2. Big Sh*tpile in Little Madison Revisited, Overture trust balance reaches new lows.

Who could have predicted that 8.25% annual returns aren't risk-free? Well, Mayor Dave Cieslewicz, of course, and the editorial pages of both papers.

The geniuses who manage the trust's investments have managed to turn $109.3M in December '05 to $100.1M as of March 14; they needed to maintain $104 million to make the 2005 refinancing work as advertised, with the trust paying the construction debt and making a contribution to the Overture Center's maintenance.

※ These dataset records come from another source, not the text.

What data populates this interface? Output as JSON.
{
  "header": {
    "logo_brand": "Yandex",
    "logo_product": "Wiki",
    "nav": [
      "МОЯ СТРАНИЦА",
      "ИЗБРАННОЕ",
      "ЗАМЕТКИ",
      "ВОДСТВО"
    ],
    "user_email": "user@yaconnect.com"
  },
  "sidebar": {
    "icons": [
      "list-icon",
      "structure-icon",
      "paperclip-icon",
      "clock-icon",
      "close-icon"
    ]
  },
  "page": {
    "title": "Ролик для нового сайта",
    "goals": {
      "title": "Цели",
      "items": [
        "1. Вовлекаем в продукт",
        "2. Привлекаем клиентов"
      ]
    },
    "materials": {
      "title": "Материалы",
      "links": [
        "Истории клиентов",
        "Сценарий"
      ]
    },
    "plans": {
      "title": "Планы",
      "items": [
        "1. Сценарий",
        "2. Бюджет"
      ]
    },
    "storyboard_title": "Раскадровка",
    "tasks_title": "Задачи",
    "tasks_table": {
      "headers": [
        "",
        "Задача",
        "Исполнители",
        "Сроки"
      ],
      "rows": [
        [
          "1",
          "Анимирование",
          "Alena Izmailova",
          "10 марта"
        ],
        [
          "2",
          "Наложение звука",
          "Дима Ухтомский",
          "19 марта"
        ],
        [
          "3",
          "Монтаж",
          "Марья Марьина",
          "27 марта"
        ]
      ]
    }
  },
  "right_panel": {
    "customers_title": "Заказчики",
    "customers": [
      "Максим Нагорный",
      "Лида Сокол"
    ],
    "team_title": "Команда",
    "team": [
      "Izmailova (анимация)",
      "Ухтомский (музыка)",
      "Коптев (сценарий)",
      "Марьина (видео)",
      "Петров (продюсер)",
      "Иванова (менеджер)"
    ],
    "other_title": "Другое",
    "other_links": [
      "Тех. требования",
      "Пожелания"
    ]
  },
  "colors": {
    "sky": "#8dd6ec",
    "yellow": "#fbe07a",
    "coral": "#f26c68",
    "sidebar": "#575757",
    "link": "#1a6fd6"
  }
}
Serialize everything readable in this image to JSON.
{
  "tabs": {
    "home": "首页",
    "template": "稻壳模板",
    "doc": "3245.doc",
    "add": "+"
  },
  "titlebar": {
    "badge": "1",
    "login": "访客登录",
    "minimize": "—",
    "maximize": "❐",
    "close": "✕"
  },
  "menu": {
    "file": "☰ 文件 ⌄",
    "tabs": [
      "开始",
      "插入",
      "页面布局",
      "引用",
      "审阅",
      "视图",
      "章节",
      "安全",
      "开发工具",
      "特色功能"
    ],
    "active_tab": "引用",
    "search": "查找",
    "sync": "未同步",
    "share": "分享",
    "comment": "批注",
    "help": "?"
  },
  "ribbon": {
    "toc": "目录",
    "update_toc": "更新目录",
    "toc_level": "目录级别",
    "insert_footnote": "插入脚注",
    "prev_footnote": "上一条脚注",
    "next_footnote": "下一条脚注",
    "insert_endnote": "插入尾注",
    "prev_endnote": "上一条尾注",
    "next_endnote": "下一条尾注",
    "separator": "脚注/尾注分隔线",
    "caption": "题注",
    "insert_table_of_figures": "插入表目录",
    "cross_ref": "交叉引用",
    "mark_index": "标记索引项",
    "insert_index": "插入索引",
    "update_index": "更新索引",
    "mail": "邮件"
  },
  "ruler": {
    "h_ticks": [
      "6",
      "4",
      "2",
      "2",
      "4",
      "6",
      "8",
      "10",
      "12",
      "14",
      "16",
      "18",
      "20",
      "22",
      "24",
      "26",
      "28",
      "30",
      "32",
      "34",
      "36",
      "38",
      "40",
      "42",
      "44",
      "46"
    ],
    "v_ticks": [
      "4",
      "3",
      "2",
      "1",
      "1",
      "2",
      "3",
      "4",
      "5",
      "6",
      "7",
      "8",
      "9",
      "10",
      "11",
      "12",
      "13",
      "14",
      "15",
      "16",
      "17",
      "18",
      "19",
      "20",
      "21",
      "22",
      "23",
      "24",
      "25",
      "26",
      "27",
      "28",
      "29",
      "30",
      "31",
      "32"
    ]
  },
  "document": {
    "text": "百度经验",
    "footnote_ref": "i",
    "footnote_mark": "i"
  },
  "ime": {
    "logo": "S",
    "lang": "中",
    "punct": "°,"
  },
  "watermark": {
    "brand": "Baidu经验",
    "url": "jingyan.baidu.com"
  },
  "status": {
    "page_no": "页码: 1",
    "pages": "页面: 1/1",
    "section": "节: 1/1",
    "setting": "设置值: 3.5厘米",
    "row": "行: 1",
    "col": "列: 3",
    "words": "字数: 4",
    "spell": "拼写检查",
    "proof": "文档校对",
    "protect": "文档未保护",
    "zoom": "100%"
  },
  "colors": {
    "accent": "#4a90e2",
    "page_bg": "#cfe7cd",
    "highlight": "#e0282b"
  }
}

The problem has been pretty simple all along: too little money required to do too much stuff, so the plan has depended on generating returns sufficiently large that they can't be counted on all the time. As it turns out, you can be too generous and too cheap. The original assumption was a 9% annual return (in 1999, when it was assumed it would be generated from stock market holdings), and the times being what they are, they got 2% through 2005. The refinancing plan shaved off 75 bp, but was especially sensitive to low realized returns in the early years (oops).

Something I wonder is why a nonprofit endowment like this can't buy into a better class of money management. Some of you have surely seen that the peer group for Jane Mendillo, the Wellesley investment manager recently hired to helm the management of Harvard's endowment, turned in a 13.9% 5-year annual average return to the middle of last year. (I'm curious to see what the last nine months have done to the high-flying endowments.) The Overture fund isn't in this size class, but nevertheless I wonder how its management does so poorly? And why can't they just buy into the competent management of larger endowments (i.e., are there tax or regulatory obstacles to doing so)?

The solution, of course, is to raise more capital for the fund — something that was advertised as being facilitated by retaining quasi-private ownership of the facility, but which has yet to materialize except, perhaps, by way of a bailout to prevent a chorus of I-told-you-sos.